Les experts régionaux et les décideurs politiques ont deux points de vue opposés sur cette question. Une école de pensée estime que l’Afghanistan est devenu un incubateur de groupes militants sous le régime taliban qui dure depuis deux ans. À cet égard, l’évaluation la plus accablante est venue du rapport de juin de l’équipe de surveillance des Nations Unies, selon lequel les talibans n’ont pas tenu leurs promesses dans le cadre de l’accord de Doha. En outre, le rapport affirme que la menace terroriste augmente à la fois en Afghanistan et dans la région. Selon le rapport, une vingtaine de groupes militants bénéficient d’une plus grande liberté de mouvement et d’opérations sous le régime taliban et ils en font bon usage.
Les attaques croissantes du Tehreek-e-Taliban Pakistan (TTP) au Pakistan depuis ses cachettes afghanes sont la démonstration la plus frappante de l’engagement douteux des talibans envers l’accord de Doha. Depuis le retour au pouvoir des talibans, la violence des militants au Pakistan a augmenté de 73 pour cent. Le TTP est devenu un défi majeur dans les relations entre l’Afghanistan et le Pakistan sous le régime taliban. Il est alarmant de constater que non seulement des militants du TTP, mais aussi certains ressortissants afghans ont également été découverts en train de participer à des attaques terroristes contre le Pakistan sous l’égide du TTP. Cela a contraint les talibans à émettre une décision religieuse avertissant leurs ressortissants de ne pas participer à des conflits en dehors de l’Afghanistan.
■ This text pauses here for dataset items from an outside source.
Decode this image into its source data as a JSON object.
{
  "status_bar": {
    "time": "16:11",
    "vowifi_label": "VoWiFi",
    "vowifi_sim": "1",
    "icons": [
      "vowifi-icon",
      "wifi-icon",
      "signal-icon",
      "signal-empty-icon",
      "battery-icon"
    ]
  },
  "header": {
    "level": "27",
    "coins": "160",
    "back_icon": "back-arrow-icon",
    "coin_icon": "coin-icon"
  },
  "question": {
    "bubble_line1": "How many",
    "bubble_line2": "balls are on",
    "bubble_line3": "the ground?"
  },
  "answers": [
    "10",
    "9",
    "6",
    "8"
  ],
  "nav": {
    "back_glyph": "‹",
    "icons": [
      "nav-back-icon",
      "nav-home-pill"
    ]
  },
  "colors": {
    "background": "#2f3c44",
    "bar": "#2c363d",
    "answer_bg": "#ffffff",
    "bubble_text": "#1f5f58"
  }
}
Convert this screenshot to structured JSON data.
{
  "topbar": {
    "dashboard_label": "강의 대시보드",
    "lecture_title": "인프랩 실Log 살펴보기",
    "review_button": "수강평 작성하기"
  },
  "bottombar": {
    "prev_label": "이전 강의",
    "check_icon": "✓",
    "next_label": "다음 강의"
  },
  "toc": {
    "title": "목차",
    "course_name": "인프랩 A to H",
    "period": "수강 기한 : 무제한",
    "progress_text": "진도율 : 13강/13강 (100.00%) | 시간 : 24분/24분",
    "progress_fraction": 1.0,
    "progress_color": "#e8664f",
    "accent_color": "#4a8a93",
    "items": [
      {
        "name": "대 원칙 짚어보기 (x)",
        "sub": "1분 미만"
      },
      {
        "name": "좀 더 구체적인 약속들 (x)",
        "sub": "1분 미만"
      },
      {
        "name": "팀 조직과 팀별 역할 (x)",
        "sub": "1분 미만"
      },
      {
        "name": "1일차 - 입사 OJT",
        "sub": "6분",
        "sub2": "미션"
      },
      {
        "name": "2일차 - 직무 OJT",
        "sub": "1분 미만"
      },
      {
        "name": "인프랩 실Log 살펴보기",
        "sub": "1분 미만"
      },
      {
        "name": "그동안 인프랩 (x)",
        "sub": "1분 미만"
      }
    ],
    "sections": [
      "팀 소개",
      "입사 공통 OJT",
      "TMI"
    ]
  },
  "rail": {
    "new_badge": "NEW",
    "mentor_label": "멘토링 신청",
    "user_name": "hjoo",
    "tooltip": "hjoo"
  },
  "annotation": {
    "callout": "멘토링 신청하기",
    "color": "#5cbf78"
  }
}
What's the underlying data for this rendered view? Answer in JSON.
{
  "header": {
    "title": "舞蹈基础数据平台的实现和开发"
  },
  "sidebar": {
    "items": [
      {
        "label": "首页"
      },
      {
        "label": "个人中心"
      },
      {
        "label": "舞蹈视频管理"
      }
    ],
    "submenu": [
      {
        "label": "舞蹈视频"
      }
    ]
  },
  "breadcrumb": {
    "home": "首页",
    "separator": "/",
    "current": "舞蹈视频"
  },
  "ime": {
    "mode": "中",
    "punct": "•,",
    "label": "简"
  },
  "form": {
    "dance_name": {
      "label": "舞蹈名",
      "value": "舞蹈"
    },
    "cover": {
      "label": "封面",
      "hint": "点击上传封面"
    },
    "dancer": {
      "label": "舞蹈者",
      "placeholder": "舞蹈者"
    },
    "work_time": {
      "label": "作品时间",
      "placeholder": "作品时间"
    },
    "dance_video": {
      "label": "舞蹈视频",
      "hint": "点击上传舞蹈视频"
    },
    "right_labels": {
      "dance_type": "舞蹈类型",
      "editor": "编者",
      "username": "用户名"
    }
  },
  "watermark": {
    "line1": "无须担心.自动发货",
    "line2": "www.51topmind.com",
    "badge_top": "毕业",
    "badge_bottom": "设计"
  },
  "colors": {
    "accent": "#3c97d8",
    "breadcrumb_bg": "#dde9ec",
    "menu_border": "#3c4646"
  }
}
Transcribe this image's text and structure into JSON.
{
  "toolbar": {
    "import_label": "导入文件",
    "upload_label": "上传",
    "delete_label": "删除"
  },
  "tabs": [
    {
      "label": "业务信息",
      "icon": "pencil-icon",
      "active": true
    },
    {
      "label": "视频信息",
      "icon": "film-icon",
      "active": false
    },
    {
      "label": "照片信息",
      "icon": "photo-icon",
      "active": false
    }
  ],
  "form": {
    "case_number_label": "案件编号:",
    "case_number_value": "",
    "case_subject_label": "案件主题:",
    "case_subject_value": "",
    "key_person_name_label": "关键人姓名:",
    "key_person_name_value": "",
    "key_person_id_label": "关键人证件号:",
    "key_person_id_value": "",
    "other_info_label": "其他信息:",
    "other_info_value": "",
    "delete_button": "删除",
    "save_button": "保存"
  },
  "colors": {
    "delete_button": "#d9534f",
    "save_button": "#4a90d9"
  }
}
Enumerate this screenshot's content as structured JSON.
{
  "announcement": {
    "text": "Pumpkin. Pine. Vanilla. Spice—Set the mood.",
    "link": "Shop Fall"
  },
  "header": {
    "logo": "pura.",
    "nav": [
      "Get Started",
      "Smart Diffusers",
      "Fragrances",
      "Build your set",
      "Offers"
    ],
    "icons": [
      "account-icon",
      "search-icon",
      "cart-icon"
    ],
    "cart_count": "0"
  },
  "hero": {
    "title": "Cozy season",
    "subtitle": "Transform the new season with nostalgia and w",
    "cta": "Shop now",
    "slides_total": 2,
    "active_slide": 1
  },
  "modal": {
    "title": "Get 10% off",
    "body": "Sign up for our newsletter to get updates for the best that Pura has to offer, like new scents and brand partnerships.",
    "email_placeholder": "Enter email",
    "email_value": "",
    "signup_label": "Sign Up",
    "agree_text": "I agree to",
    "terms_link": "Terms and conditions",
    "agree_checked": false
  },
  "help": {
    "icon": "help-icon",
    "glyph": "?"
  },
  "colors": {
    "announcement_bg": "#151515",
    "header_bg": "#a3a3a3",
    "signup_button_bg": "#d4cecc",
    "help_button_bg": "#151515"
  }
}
Les talibans ont toutefois nié la présence du TTP en Afghanistan, affirmant que le groupe opérait depuis le Pakistan. En outre, les talibans ont snobé le Pakistan en affirmant qu’Islamabad n’est pas partie à l’accord de Doha et qu’ils n’ont donc aucune obligation de répondre aux préoccupations de sécurité du Pakistan. Il convient de mentionner que les talibans ont tenté à deux reprises de négocier des pourparlers de paix entre le TTP et le Pakistan, mais les trêves temporaires n’ont pas abouti à un règlement politique en raison de divergences insolubles.
De même, malgré l’assassinat du chef d’Al-Qaida, Ayman al-Zawahiri, dans le centre-ville de Kaboul en juillet 2022, les talibans continuent de nier la présence d’Al-Qaida dans le pays. Ironiquement, les talibans enquêtent toujours sur l’identité de la personne tuée lors des frappes de drones américains à Kaboul. Pour adopter une position conforme à celle des talibans, al-Qaida n’a pas non plus reconnu la mort d’al-Zawahiri. Même si Saïf al-Adel supervise les affaires d’Al-Qaida en tant que nouveau chef de facto, Al-Qaida reste silencieux sur l’assassinat d’Al-Zawahiri.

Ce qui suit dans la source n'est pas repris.